The Monetary Authority of Singapore (MAS) made headlines recently by announcing a ban on Bitcoin spot ETFs for retail investors in the country, even though the investment product has been approved in the United States. This decision sets Singapore apart from its American counterpart, highlighting differing perspectives on the cryptocurrency market.

The regulator clarified the ban by stating that retail investors in Singapore can still participate in cryptocurrency exchange-traded funds (ETFs) listed overseas. This means that intermediaries authorized by MAS to manage investments related to foreign markets can facilitate retail investments in these ETFs abroad. However, these intermediaries must ensure that they fully disclose the risks associated with cryptocurrency trading and conduct thorough client assessments.

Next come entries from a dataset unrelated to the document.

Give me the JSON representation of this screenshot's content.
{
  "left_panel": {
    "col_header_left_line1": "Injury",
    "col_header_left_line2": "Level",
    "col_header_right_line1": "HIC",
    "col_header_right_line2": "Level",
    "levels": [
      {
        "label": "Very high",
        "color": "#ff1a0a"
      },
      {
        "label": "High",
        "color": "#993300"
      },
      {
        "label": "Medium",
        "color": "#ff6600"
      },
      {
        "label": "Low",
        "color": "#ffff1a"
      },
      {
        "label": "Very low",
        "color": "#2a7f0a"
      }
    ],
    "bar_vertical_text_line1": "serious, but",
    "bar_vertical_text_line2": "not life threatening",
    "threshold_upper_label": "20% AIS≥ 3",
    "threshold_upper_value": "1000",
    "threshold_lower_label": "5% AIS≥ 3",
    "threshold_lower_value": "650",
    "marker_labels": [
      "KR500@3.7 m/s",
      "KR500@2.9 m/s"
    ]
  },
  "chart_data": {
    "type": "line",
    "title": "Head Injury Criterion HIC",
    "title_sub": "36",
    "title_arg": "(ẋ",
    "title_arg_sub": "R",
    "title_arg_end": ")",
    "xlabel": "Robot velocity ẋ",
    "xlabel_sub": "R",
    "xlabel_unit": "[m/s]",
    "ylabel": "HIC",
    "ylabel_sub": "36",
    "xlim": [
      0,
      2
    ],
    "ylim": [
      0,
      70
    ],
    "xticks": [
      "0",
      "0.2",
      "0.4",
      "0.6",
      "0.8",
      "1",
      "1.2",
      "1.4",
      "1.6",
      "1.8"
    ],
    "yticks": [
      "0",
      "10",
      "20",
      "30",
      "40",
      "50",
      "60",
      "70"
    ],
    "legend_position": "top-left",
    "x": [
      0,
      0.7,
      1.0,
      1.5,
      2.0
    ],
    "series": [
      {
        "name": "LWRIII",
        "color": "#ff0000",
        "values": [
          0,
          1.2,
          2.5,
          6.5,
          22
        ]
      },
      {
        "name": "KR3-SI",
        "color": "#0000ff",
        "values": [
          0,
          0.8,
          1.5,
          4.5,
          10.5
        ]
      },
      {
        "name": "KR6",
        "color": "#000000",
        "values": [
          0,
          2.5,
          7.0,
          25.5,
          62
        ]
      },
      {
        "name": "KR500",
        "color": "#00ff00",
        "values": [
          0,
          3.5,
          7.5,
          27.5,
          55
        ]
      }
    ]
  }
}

MAS reiterated its stance on the highly volatile and speculative nature of cryptocurrency trading, emphasizing that it is not suitable for retail investors. The regulator advised caution for those trading Bitcoin ETFs in overseas markets, stating that Bitcoin is not a very suitable asset for an ETF due to the speculative nature of cryptocurrency trading.

“Bitcoin is not a very suitable asset for an ETF. Cryptocurrency trading is fraught with speculation, so we advise caution for those trading Bitcoin ETFs in overseas markets,” explained MAS Singapore.

The Singapore Stock Exchange (SGX) responded to MAS’s announcement by stating that it is closely monitoring developments in the field of cryptocurrencies and decentralized finance. As with any new products, SGX is assessing whether the ecosystem is ready to support their growth, taking into account market demand and regulatory considerations.

It’s worth noting that MAS had previously tightened regulations for digital payment token service providers in November, limiting their ability to work with retail clients. The regulator has also updated rules to protect institutional cryptocurrency investors from potential risks.